Zoe has her grumpy moments and can be sassy, but she’s generally a pretty good kid. She’s a good listener, and her teachers and Q and I have all noticed that she really seems to care about other people’s feelings (a trait, I guess, that isn’t universal at this age). When a tadpole at school died, she was most sad for the friend he left behind, as example – and whenever I’m sad she’ll say something to cheer me up. (Just the other day, when I was feeling blue over her turning five, she hugged me and said it was going to be okay. “You should think about things that make you happy, like donuts,” she said – making me laugh.) She’ll also frequently do sweet, thoughtful things , like fetching me a blanket when she sees that I am cold and getting me a Band-aid when I cut myself.

She strikes me as pretty responsible for a five-year-old, and she has what I think of as a “little Mommy” side. If a bad word accidentally slips out of my mouth or Q’s, she’s the first to say in a stern voice, “You’re not supposed to say that word.” She’ll sometimes remind me to not get upset by traffic or other drivers when we’re in the car (“You shouldn’t honk, Mommy”) and there have been times when she calls me out on (unintentionally) snapping at her or her sister. “That’s not very nice,” she’ll say – showing her sensitive side.

She gets competitive with and gets irritated by her sister but is generally very good to Avery. She still lets us know if Avery needs something (“Mommy – Avery’s crying!”), and we’ve been told that she looks out for Avery at school. (Apparently she cares and looks out for other children at school, also; she calls two of her favorites her “little cuties.”) She also sometimes pretends to be Avery’s mom; I found myself getting confused the other day when Avery kept saying my name – but she was really asking for Zoe. (“We’re playing a game,” Zoe explained to me.)

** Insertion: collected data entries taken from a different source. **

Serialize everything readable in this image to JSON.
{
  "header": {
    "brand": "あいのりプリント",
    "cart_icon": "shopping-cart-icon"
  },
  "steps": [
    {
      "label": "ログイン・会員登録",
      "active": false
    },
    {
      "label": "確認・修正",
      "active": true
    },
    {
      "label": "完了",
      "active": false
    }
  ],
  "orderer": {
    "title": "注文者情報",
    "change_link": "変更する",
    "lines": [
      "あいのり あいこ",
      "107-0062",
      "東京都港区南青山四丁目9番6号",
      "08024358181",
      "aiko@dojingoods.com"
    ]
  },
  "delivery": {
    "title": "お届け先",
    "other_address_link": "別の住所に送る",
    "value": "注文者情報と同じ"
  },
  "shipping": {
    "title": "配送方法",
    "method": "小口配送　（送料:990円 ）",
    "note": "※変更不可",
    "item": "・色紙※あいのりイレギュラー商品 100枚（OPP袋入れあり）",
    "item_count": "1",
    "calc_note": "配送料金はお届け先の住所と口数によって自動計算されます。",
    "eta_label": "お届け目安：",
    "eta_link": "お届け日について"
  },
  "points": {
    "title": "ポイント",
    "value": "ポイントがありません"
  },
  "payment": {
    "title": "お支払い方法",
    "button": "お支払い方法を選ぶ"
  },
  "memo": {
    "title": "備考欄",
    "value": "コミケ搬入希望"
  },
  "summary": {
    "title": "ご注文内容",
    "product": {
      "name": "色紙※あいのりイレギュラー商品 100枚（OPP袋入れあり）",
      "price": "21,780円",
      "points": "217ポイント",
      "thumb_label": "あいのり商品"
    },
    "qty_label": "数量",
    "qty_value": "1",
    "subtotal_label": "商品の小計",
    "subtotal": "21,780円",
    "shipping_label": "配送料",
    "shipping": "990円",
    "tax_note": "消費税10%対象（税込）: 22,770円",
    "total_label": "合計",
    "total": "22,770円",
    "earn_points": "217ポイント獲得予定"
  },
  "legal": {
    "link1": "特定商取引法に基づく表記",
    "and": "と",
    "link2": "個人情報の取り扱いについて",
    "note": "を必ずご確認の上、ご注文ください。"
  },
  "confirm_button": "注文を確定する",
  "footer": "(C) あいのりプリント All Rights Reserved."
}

Aside from her sister and her best friend at school, Mira, her closest buddy remains Hippo (her beloved “stuffie”). She sleeps with him, plays with him and often takes him on trips (both pretend and real ones). Whenever I fret that Zoe, my Miss Responsible, is growing up too fast, I just look at her hugging Hippo and feel better. She is still very much a little girl…

-M

One Response to “Five-year update


  • Safta
    November 23rd, 2011 23:57
    1

    I love this piece, Michelle. I agree with all of what you wrote so beautifully. You are doing a great job of raising the girls, and you are indeed a fantastic Mom.